If there is a product out there that I like I will get it and use it and probably upgrade to the next generation just as I have with PCs in the past.

Amen brother!!!

I say, "Buy now over speculation"
 
You can't just multiply out 6 or 7 times the current price to get what it would cost.
As I said, no, you can't, because LCD pricing ramps on a logarithmic scale, not a linear one. Making a display 7 times larger costs much, much more than 7 times the price.
Based on the numbers you gave - I would ESTIMATE (wild guess here) that the cost would be more between 100-150.
Not even remotely realistic. If it were to launch today, the price would be closer to $400-500.

Scaling up is massively expensive. That's why there are displays at 3.0" at 320ppi, but 3.2" displays cap out at 285ppi, and 3.5" displays previously set the record at ~260ppi. What you can do economically is scale down.
The early 17" widescreens were regular 19" 4:3 panels shaved down, which is why they were highly economical to buy.

It's also why commercial pricing clusters together on the low end--today a 19" and a 22" monitor could easily be within a few dollars of each other, but you start to push beyond 24" and prices start to skyrocket. The cut down versions are economical versions of the max-size products; not the other way around (i.e., the large products are not expensive versions of the small one). The larger, more expensive products are more profitable in dollars, but not because they're marked up at a higher percentage--they're priced as low as possible to sell the most they can.
As you said - considerably more... but not to the extreme you outlined.
What I outlined is highly conservative and not extreme in the least.
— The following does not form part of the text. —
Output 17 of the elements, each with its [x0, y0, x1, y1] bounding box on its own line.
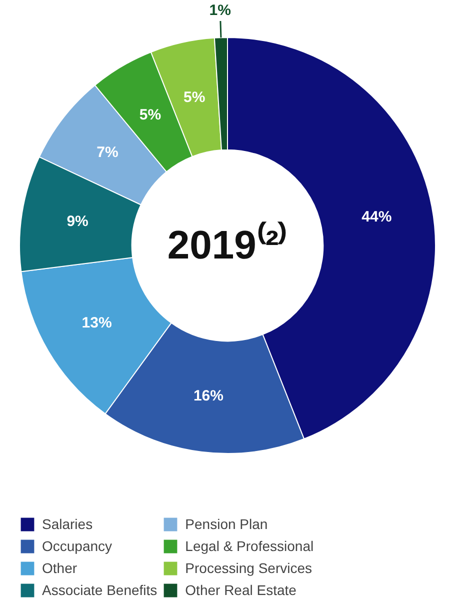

It's a common mistake, but display products cost more per unit scaling up, not less. It's not just a matter of adding them together (which would reduce prices because of volume ramping), but doing it in a continuous way, which is much harder and much lower-yielding. The reason glass windows were made in grids of individual lites for so long was because it was a fraction of the price of making a continuous pane the same size. The same principle applies in displays.
 
one thing that does not get much talk is that the ipad was developed in secret separately from the the iphone 4 secret development. now that they know what each other are doing it would not be outrageous to think that apple makes an ipad revision sooner than later depending on costs.

whether this will happen i am on the fence.